Risque biologique en Arabie Saoudite le 20 juillet 2018 17:47 (UTC).

Le ministère de l'Environnement, de l'Eau et de l'Agriculture a confirmé vendredi la détection d'un cas de grippe aviaire H5N8 sur le marché aux oiseaux d'Al-Azizya à Riyad. Le porte-parole du ministère Abdullah Abalkhail a déclaré dans un communiqué que le ministère a pris toutes les mesures pour contrôler la propagation de la maladie une fois qu'ils ont détecté le premier cas parmi les canards qui sont des hôtes appropriés de l'aliment.
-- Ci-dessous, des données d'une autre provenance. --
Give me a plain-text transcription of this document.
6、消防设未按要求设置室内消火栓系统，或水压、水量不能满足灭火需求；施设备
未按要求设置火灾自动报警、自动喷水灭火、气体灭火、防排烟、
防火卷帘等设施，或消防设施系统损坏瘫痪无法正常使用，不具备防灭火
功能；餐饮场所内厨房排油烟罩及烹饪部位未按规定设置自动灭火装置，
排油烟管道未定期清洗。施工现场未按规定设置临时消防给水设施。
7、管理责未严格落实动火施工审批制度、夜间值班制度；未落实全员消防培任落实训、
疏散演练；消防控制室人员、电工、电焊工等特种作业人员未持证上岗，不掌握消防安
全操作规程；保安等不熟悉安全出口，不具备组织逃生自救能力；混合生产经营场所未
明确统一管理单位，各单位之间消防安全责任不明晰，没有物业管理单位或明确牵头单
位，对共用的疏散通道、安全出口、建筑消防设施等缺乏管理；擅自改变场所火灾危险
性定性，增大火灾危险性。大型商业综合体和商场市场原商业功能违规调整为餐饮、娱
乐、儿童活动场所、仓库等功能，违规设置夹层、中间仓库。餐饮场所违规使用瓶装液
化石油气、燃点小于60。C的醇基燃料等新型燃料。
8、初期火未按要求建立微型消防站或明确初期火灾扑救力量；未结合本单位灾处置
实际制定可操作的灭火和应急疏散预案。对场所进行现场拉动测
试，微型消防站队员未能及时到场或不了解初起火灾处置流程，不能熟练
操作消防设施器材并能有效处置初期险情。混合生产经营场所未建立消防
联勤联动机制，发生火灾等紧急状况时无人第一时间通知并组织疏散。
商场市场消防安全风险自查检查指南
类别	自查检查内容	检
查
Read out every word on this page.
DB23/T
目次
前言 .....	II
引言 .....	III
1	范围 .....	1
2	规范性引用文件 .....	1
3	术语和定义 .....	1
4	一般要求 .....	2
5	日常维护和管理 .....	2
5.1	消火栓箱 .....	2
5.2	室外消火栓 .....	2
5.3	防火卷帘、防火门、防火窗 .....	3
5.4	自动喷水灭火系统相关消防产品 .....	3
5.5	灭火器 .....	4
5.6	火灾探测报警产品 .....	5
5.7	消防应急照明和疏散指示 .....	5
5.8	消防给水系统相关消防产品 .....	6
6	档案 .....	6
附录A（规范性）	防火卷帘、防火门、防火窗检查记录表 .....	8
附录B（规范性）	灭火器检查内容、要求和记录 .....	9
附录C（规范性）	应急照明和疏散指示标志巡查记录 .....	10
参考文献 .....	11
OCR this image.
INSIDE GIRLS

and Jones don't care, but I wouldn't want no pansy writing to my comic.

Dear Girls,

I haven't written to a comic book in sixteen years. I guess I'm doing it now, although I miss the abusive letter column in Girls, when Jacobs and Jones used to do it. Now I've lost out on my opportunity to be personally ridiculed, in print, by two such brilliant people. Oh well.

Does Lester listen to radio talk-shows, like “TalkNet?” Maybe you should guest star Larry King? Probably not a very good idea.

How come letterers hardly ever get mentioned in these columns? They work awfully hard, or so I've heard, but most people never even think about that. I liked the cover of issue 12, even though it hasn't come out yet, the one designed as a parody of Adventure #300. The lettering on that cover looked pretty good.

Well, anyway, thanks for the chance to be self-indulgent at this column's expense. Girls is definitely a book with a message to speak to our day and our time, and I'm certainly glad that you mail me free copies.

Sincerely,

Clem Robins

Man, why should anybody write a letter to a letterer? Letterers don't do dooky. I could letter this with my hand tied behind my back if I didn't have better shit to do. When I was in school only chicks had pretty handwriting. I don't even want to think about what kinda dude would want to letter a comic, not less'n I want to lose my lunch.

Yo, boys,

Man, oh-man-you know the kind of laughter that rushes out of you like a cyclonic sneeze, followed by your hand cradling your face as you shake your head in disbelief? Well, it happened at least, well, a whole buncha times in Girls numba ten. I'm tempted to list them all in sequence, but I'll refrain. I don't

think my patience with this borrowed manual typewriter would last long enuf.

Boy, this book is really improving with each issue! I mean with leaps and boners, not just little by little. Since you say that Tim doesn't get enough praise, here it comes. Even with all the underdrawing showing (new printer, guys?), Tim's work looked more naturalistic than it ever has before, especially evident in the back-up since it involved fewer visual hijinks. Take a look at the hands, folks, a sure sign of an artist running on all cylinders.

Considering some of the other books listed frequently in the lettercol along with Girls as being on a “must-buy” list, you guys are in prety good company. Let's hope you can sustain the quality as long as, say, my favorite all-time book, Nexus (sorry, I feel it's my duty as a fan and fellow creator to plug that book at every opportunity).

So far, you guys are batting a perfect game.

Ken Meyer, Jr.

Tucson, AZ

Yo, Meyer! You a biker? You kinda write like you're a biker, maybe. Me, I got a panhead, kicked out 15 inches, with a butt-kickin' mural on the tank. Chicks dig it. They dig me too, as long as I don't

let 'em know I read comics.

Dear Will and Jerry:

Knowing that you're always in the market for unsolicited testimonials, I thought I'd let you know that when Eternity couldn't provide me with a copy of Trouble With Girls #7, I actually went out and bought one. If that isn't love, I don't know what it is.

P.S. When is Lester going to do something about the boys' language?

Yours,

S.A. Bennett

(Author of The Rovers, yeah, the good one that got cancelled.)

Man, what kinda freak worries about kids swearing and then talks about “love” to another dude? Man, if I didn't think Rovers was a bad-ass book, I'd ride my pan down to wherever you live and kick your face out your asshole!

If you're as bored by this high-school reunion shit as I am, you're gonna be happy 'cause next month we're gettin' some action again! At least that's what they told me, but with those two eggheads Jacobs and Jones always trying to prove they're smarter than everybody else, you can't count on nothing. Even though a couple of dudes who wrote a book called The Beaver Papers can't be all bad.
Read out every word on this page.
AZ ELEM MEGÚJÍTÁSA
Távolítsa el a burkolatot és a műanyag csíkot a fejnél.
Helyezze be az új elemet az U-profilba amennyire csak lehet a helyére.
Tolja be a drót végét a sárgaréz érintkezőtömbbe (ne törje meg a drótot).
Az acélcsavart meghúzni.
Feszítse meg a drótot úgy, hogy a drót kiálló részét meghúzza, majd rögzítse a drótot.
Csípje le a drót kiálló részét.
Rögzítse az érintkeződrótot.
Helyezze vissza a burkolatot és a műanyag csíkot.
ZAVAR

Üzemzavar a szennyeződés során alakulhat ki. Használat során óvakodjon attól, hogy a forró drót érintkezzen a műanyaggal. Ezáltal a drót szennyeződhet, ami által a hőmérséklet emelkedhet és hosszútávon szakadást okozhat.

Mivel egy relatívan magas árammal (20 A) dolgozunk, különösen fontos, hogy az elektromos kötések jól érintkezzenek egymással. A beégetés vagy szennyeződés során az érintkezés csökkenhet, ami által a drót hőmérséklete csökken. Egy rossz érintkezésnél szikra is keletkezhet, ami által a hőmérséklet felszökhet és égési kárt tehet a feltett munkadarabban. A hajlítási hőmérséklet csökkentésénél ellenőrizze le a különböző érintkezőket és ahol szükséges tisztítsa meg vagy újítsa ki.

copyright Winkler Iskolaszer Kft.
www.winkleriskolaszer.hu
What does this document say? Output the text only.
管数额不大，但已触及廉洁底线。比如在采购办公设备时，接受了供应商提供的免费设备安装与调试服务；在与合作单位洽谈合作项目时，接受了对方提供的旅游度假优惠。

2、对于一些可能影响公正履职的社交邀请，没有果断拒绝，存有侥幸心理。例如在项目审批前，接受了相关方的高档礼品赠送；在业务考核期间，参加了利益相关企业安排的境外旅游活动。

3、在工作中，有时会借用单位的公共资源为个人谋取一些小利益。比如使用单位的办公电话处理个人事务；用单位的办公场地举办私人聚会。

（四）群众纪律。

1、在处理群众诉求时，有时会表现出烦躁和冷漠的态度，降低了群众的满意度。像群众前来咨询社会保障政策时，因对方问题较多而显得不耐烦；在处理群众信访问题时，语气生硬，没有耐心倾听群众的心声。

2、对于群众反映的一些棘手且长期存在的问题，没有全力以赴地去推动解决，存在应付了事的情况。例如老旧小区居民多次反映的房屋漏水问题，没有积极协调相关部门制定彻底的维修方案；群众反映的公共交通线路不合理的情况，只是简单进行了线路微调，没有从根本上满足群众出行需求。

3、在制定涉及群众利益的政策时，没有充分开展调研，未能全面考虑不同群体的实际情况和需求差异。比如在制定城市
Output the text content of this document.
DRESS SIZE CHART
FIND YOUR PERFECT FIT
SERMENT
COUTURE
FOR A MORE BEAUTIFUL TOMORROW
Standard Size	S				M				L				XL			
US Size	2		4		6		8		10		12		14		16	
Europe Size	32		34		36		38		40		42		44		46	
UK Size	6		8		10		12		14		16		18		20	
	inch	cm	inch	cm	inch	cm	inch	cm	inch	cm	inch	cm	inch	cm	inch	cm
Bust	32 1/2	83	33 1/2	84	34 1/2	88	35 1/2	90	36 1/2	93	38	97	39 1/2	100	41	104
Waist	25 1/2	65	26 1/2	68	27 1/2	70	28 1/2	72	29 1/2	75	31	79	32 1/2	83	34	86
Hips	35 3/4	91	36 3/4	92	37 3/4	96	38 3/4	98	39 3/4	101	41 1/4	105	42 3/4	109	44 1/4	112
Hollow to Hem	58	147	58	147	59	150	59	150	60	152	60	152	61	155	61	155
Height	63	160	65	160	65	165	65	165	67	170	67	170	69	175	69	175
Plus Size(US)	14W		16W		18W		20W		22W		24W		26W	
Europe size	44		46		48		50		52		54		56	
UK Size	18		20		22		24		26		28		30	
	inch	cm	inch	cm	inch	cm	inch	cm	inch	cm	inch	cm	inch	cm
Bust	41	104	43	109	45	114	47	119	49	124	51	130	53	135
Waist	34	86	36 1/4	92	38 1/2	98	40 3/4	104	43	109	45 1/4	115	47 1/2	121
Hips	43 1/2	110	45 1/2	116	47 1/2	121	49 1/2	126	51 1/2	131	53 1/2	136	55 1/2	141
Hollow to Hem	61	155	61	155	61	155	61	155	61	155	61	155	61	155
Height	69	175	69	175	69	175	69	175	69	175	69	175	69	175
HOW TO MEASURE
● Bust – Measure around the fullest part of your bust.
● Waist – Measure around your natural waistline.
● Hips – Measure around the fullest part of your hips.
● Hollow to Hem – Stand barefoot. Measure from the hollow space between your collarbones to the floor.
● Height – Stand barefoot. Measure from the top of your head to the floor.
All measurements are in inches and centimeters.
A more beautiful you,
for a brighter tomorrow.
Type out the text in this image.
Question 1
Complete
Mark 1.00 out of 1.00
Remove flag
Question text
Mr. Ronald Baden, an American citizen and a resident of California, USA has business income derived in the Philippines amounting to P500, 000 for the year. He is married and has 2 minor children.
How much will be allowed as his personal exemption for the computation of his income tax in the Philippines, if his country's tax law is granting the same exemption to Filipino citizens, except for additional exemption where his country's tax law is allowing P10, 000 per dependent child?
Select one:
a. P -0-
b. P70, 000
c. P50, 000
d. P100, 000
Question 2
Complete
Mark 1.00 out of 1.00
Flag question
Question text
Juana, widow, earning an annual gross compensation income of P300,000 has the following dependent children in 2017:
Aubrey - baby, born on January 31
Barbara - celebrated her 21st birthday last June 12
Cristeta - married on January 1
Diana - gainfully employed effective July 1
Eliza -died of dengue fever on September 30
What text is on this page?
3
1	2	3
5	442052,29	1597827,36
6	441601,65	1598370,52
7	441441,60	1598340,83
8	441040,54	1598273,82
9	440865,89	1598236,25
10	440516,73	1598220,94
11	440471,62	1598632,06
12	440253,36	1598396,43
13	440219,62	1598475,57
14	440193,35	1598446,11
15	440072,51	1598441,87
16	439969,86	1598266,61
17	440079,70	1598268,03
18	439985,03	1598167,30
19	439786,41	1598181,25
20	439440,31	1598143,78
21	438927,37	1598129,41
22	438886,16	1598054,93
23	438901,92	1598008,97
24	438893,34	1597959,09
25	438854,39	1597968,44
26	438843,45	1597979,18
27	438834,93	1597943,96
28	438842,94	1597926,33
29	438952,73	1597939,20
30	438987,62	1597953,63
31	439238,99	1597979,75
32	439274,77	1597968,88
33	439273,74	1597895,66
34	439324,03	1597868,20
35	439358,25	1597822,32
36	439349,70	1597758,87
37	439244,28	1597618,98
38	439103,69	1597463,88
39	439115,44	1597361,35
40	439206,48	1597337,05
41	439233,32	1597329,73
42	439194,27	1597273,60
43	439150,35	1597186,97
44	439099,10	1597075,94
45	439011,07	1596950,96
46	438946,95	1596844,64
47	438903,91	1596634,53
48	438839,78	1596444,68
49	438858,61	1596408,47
Abalkhail a mis en garde les propriétaires d'oiseaux et les professionnels de la volaille de rester à l'écart du marché d'Al-Azizya jusqu'à ce que la période de stérilisation soit terminée et que l'infection soit contrôlée

http://hisz.rsoe.hu/alertmap/database/?pageid=event_desc&edis_id=BH-20180720-63966-SAU

Biological Hazard in Saudi Arabia on July 20 2018 05:47 PM (UTC).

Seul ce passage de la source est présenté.